Hasan Yılmaz / Doğruhaber / Rehberlik

Sosyal yaşamdaki sorunlar, toplum içinde veya toplumlar arasındaki izafiliği arz eder. Sorunlar noktasındaki konuşmaların, düşüncelerin, sorun odaklı olması, belleğe bu kadar sorunun gönderilmesi, belleğin çözüm odağını etkilemiştir. Bu durum bireyi sorun merkezli düşünmeye yöneltmiş, bireyde davranış bozukluğuna sebebiyet vermiştir. Hani halk arasında bir deyim vardır ‘’Bir akıllıya kırk yıl deli derseniz deli olur.’’ Belleğimize negatif kodlar yerine pozitif kodlar yükleyip belleğimizi olumlu yönde etkilemeliyiz ki çözümlerimiz pratikleşsin. Aksi takdirde şikâyetlerimiz kaçınılmaz olur.

Nasıl?

Çocuklarımız her zaman istediğimiz gibi davranmıyor. Ya da onların beklentilerine göre hareket etmiyoruz. Yer yer onlara anlatmak istediklerimizi anlatamıyoruz. Sözümüzü dinletemiyoruz. Yeterince ders çalıştıramıyoruz. Uygun arkadaş edinmelerini sağlayamıyoruz. Bu nedenle onlarla sık sık çatışma yaşıyoruz. Bu da onların büyüdüğünü gösteriyor, bu büyüme ileriki yaşamlarında sorunların büyüyeceğinin işaretidir. Buda bizi kaygılandırıp endişelendiriyor. Bu sorunların temeline indiğimizde bireylerin ve ebeveynlerin farklı zamanları yaşaması farklı beklentilere sahip olması böyle bir düşünceyi hakim kılmaktadır. Örneklere bakarak daha iyi analiz edebiliriz.

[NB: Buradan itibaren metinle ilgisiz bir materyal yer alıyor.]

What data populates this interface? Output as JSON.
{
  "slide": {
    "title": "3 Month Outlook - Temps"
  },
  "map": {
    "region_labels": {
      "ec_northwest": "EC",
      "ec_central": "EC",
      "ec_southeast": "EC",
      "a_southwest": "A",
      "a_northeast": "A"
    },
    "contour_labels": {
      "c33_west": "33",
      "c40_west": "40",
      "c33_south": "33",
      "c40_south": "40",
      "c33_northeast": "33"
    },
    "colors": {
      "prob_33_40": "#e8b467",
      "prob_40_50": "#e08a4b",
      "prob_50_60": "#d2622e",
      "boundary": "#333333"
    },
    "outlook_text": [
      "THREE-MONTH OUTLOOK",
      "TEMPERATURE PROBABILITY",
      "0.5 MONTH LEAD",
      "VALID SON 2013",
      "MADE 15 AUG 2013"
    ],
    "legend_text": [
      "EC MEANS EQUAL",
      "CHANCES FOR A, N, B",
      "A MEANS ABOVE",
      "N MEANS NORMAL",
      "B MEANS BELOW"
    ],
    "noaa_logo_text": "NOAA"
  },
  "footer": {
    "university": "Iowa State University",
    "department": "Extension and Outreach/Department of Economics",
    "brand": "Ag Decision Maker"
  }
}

Öğrenci, okuldan ya da dershaneden geldiğinde arkadaşlarıyla oturmak, muhabbet etmek isterken aile onun hemen derse oturmasını ister, öğrenci çalışıp matematikten yetmiş puan almayı bir başarı olarak görürken ailenin beklentisi farklı olup öğrencinin başarı olarak gördüğünü küçümseyebilir. Meslekler bağlamında düşünüldüğünde öğrenci mühendis olmak isterken aile onun doktor olmasını isteyebilir. Aile, çocuklarının kendilerine benzemelerini isterken çocuk ise mantığın özdeşlik ilkesinden hareketle herkes kendisidir. Hiç kimsenin parmak izinin aynı olmadığını düşünerek kendisi olmak ister.

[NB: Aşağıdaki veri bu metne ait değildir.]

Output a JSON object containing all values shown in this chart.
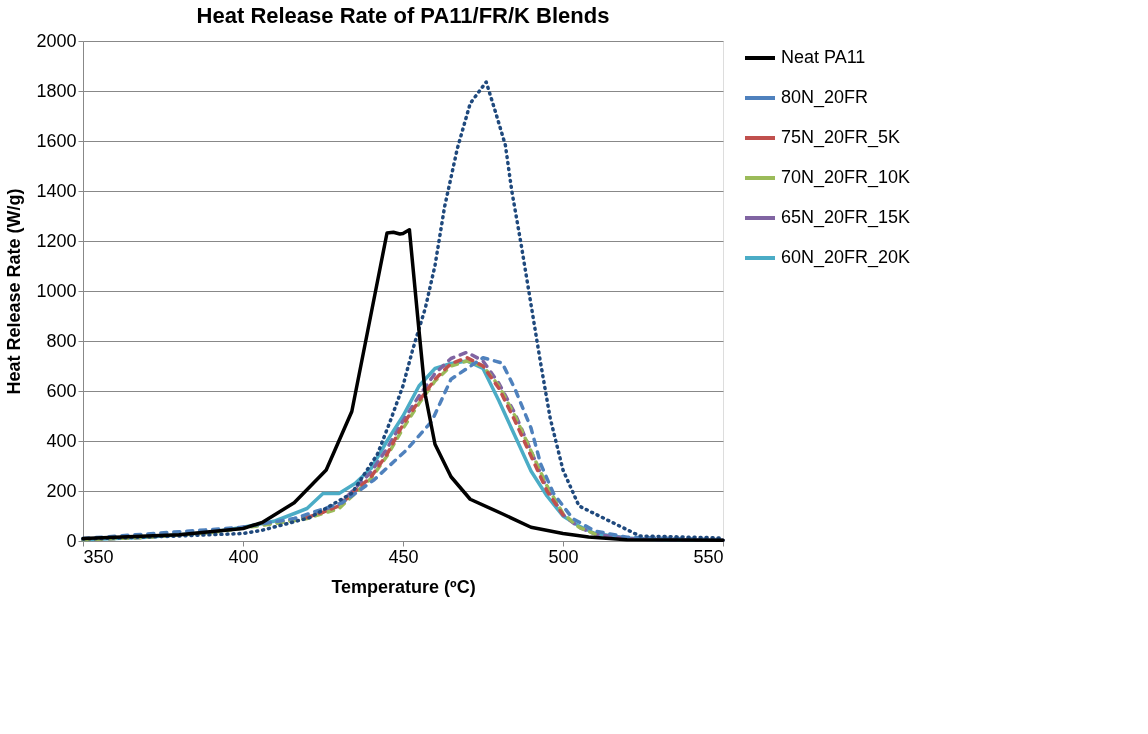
{
  "chart_data": {
    "type": "line",
    "title": "Heat Release Rate of PA11/FR/K Blends",
    "xlabel": "Temperature (ºC)",
    "ylabel": "Heat Release Rate (W/g)",
    "xlim": [
      350,
      550
    ],
    "xticks": [
      350,
      400,
      450,
      500,
      550
    ],
    "ylim": [
      0,
      2000
    ],
    "yticks": [
      0,
      200,
      400,
      600,
      800,
      1000,
      1200,
      1400,
      1600,
      1800,
      2000
    ],
    "grid": "y",
    "legend": "right",
    "marker": "none",
    "series": [
      {
        "name": "Neat PA11",
        "color": "#000000",
        "line_style": "solid",
        "x": [
          350,
          380,
          400,
          406,
          416,
          426,
          434,
          439,
          443,
          445,
          447,
          449,
          450,
          452,
          455,
          457,
          460,
          465,
          471,
          481,
          490,
          500,
          508,
          520,
          550
        ],
        "values": [
          10,
          25,
          50,
          74,
          153,
          284,
          518,
          842,
          1102,
          1232,
          1235,
          1228,
          1230,
          1245,
          842,
          582,
          387,
          257,
          167,
          109,
          55,
          30,
          16,
          5,
          3
        ]
      },
      {
        "color": "#1f497d",
        "line_style": "dotted",
        "x": [
          350,
          380,
          400,
          406,
          421,
          434,
          442,
          446,
          450,
          453,
          457,
          460,
          463,
          467,
          471,
          476,
          479,
          482,
          484,
          487,
          490,
          493,
          496,
          500,
          505,
          524,
          550
        ],
        "values": [
          8,
          20,
          30,
          43,
          94,
          191,
          347,
          479,
          621,
          764,
          933,
          1102,
          1337,
          1571,
          1750,
          1836,
          1712,
          1583,
          1400,
          1180,
          946,
          712,
          491,
          284,
          140,
          20,
          12
        ]
      },
      {
        "name": "80N_20FR",
        "color": "#4f81bd",
        "line_style": "dashed",
        "x": [
          350,
          400,
          416,
          431,
          441,
          451,
          459,
          465,
          475,
          481,
          485,
          490,
          493,
          497,
          503,
          510,
          520,
          550
        ],
        "values": [
          10,
          55,
          90,
          153,
          245,
          363,
          479,
          647,
          733,
          712,
          608,
          452,
          309,
          191,
          90,
          40,
          15,
          5
        ]
      },
      {
        "name": "75N_20FR_5K",
        "color": "#c0504d",
        "line_style": "dashed",
        "x": [
          420,
          425,
          430,
          435,
          440,
          445,
          450,
          455,
          460,
          465,
          470,
          475,
          480,
          485,
          490,
          495,
          500
        ],
        "values": [
          94,
          115,
          140,
          200,
          256,
          347,
          466,
          560,
          647,
          710,
          733,
          700,
          610,
          480,
          340,
          200,
          105
        ]
      },
      {
        "name": "70N_20FR_10K",
        "color": "#9bbb59",
        "line_style": "dashed",
        "x": [
          350,
          370,
          390,
          400,
          410,
          420,
          425,
          430,
          435,
          440,
          445,
          450,
          455,
          460,
          465,
          470,
          475,
          480,
          485,
          490,
          495,
          500,
          505,
          510
        ],
        "values": [
          5,
          15,
          33,
          52,
          70,
          90,
          110,
          130,
          190,
          250,
          340,
          450,
          550,
          640,
          700,
          720,
          700,
          620,
          500,
          360,
          220,
          110,
          55,
          28
        ]
      },
      {
        "name": "65N_20FR_15K",
        "color": "#8064a2",
        "line_style": "dashed",
        "x": [
          350,
          370,
          390,
          400,
          410,
          420,
          425,
          430,
          435,
          440,
          445,
          450,
          455,
          460,
          465,
          470,
          475,
          480,
          485,
          490,
          495,
          500,
          505,
          510,
          520,
          530,
          550
        ],
        "values": [
          5,
          15,
          35,
          55,
          72,
          95,
          120,
          145,
          210,
          275,
          370,
          480,
          580,
          670,
          730,
          755,
          720,
          630,
          510,
          360,
          210,
          105,
          55,
          28,
          10,
          5,
          3
        ]
      },
      {
        "name": "60N_20FR_20K",
        "color": "#4bacc6",
        "line_style": "solid",
        "x": [
          350,
          370,
          390,
          400,
          410,
          420,
          425,
          430,
          435,
          440,
          445,
          450,
          455,
          460,
          465,
          470,
          475,
          480,
          485,
          490,
          495,
          500,
          505,
          510,
          520,
          530,
          550
        ],
        "values": [
          5,
          15,
          35,
          55,
          80,
          130,
          190,
          190,
          230,
          290,
          400,
          500,
          620,
          690,
          710,
          720,
          690,
          560,
          420,
          280,
          180,
          100,
          60,
          30,
          12,
          5,
          3
        ]
      }
    ]
  }
}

Aile ve birey ilişkisi sadece eğitime değil bütün toplumsal sorunlara neden olduğu gibi, bütün toplumsal sorunların da çözümü olabilir. Toplumun çekirdeğinin sağlam olmasını bir çınar misali meyve vermesini her türlü rüzgâra karşı ayakta kalmasını istiyor isek aile içi davranışlarımızı gözden geçirmek zorundayız.

Nasıl davranmalıyız?

Anne baba ve çocuk olarak bir araya gelip karşılıklı olarak beklentileri konuşmalıyız. Çocuklara kendi beklentilerimizi aktarmalıyız. Ve onların beklentilerini sabır ve olgunlukla dinlemeliyiz. Daha sonra kendi beklentilerimizle onların beklentilerini birlikte karşılaştıralım. Hangileri birbirine denk hangileri ayrı?

Çocuğumuz kendisinden neler beklendiğini bilmelidir. Ona beklentilerimizi doğru bir şekilde anlatabilirsek onun motivasyonunu sağlayabiliriz. Kendi beklentilerimizi belirtip asıl önemli olan kendi beklentileri olduğunu söyleyebiliriz. Başarması için elimizden geleni yapacağımızı hissettirmeliyiz. Eğer yaşına göre sahip olması gereken birçok şeye sahip olmasını sağlamışsak ondan başarılı olmasını bekleyemeyiz. Yaşına göre erkenden ihtiyaçları doyurulan çocuktan başarı beklemek doğru değildir. Organizmanın harekete geçmesi onun açlığıyla alakalıdır. Doyurulmuş organizma harekete geçmez. Çocuklarımıza bir şey yaptırmak istediğimizde onun ilmi boyutunu anlatıp zihinsel olarak kabulünü sağlamalıyız. Zihnin ve kalbin kabul etmediği davranış biçimini yaptırmaya çalışmak, televizyon kanalını değiştirmek gibi bir durumdur. Bizler örnekliğimizle değişimleri sağlarsak bizim olmadığımız zamanlarda kendi değişimlerini kendileri sağlayabileceklerdir.